The thirteenth installment of the ICA’s annual collection exhibition presents major works that showcase artists’ engagement and entanglement with the everyday. Interest in common materials and quotidian subjects has been a defining theme of artistic practice in the 20th century, inspiring Cubist collage, found sculpture, and the widespread embrace of photography. By observing and being in the world, artists elevate and make significant ordinary textures and experiences.
Rooms dedicated to materials and process celebrate artists’ capacity to elicit the wondrous from the mundane. Works from Tara Donovan’s tape installation Nebulous to Damián Ortega’s explosion of a 35mm camera highlight the transformative use of common and found materials. Others incorporate everyday actions such as knotting, wrapping, or tying into their artistic practice, as in Lynda Benglis’s knot sculpture Sierra and Sheila Hicks’s stacked bundles of thread in Banisteriopsis II.

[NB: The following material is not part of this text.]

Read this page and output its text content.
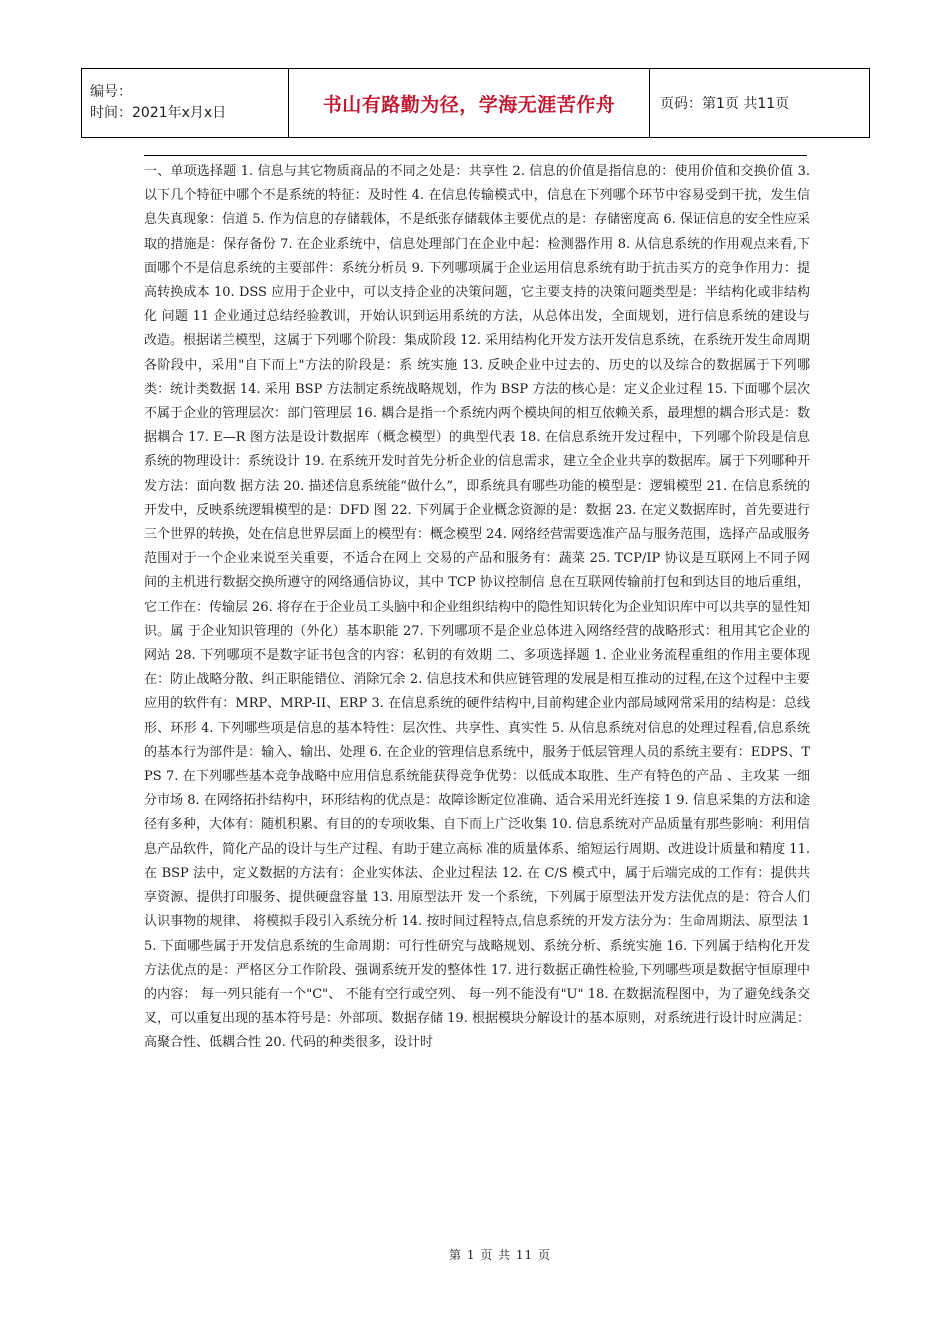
编号：
时间：2021年x月x日	书山有路勤为径，学海无涯苦作舟	页码：第1页 共11页

一、单项选择题 1. 信息与其它物质商品的不同之处是：共享性 2. 信息的价值是指信息的：使用价值和交换价值 3. 以下几个特征中哪个不是系统的特征：及时性 4. 在信息传输模式中，信息在下列哪个环节中容易受到干扰，发生信息失真现象：信道 5. 作为信息的存储载体，不是纸张存储载体主要优点的是：存储密度高 6. 保证信息的安全性应采取的措施是：保存备份 7. 在企业系统中，信息处理部门在企业中起：检测器作用 8. 从信息系统的作用观点来看,下面哪个不是信息系统的主要部件：系统分析员 9. 下列哪项属于企业运用信息系统有助于抗击买方的竞争作用力：提高转换成本 10. DSS 应用于企业中，可以支持企业的决策问题，它主要支持的决策问题类型是：半结构化或非结构化 问题 11 企业通过总结经验教训，开始认识到运用系统的方法，从总体出发，全面规划，进行信息系统的建设与 改造。根据诺兰模型，这属于下列哪个阶段：集成阶段 12. 采用结构化开发方法开发信息系统，在系统开发生命周期各阶段中，采用"自下而上"方法的阶段是：系 统实施 13. 反映企业中过去的、历史的以及综合的数据属于下列哪类：统计类数据 14. 采用 BSP 方法制定系统战略规划，作为 BSP 方法的核心是：定义企业过程 15. 下面哪个层次不属于企业的管理层次：部门管理层 16. 耦合是指一个系统内两个模块间的相互依赖关系，最理想的耦合形式是：数据耦合 17. E—R 图方法是设计数据库（概念模型）的典型代表 18. 在信息系统开发过程中，下列哪个阶段是信息系统的物理设计：系统设计 19. 在系统开发时首先分析企业的信息需求，建立全企业共享的数据库。属于下列哪种开发方法：面向数 据方法 20. 描述信息系统能“做什么”，即系统具有哪些功能的模型是：逻辑模型 21. 在信息系统的开发中，反映系统逻辑模型的是：DFD 图 22. 下列属于企业概念资源的是：数据 23. 在定义数据库时，首先要进行三个世界的转换，处在信息世界层面上的模型有：概念模型 24. 网络经营需要选准产品与服务范围，选择产品或服务范围对于一个企业来说至关重要，不适合在网上 交易的产品和服务有：蔬菜 25. TCP/IP 协议是互联网上不同子网间的主机进行数据交换所遵守的网络通信协议，其中 TCP 协议控制信 息在互联网传输前打包和到达目的地后重组，它工作在：传输层 26. 将存在于企业员工头脑中和企业组织结构中的隐性知识转化为企业知识库中可以共享的显性知识。属 于企业知识管理的（外化）基本职能 27. 下列哪项不是企业总体进入网络经营的战略形式：租用其它企业的网站 28. 下列哪项不是数字证书包含的内容：私钥的有效期 二、多项选择题 1. 企业业务流程重组的作用主要体现在：防止战略分散、纠正职能错位、消除冗余 2. 信息技术和供应链管理的发展是相互推动的过程,在这个过程中主要应用的软件有：MRP、MRP-II、ERP 3. 在信息系统的硬件结构中,目前构建企业内部局域网常采用的结构是：总线形、环形 4. 下列哪些项是信息的基本特性：层次性、共享性、真实性 5. 从信息系统对信息的处理过程看,信息系统的基本行为部件是：输入、输出、处理 6. 在企业的管理信息系统中，服务于低层管理人员的系统主要有：EDPS、TPS 7. 在下列哪些基本竞争战略中应用信息系统能获得竞争优势：以低成本取胜、生产有特色的产品 、主攻某 一细分市场 8. 在网络拓扑结构中，环形结构的优点是：故障诊断定位准确、适合采用光纤连接 1 9. 信息采集的方法和途径有多种，大体有：随机积累、有目的的专项收集、自下而上广泛收集 10. 信息系统对产品质量有那些影响：利用信息产品软件，简化产品的设计与生产过程、有助于建立高标 准的质量体系、缩短运行周期、改进设计质量和精度 11. 在 BSP 法中，定义数据的方法有：企业实体法、企业过程法 12. 在 C/S 模式中，属于后端完成的工作有：提供共享资源、提供打印服务、提供硬盘容量 13. 用原型法开 发一个系统，下列属于原型法开发方法优点的是：符合人们认识事物的规律、 将模拟手段引入系统分析 14. 按时间过程特点,信息系统的开发方法分为：生命周期法、原型法 15. 下面哪些属于开发信息系统的生命周期：可行性研究与战略规划、系统分析、系统实施 16. 下列属于结构化开发方法优点的是：严格区分工作阶段、强调系统开发的整体性 17. 进行数据正确性检验,下列哪些项是数据守恒原理中的内容： 每一列只能有一个"C"、 不能有空行或空列、 每一列不能没有"U" 18. 在数据流程图中，为了避免线条交叉，可以重复出现的基本符号是：外部项、数据存储 19. 根据模块分解设计的基本原则，对系统进行设计时应满足：高聚合性、低耦合性 20. 代码的种类很多，设计时

第 1 页 共 11 页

Finally, portraiture—a noted strength in the ICA’s collection—forms a third means of exploring the everyday within the exhibition, in recently acquired works by Anthony Hernandez, Sanya Kantarovsky, Robert Pruitt, and Lynette Yiadom-Boakye. All of these artists have creatively engaged with their daily worlds, inviting others to partake in the beauty, dignity, and reality of the everyday.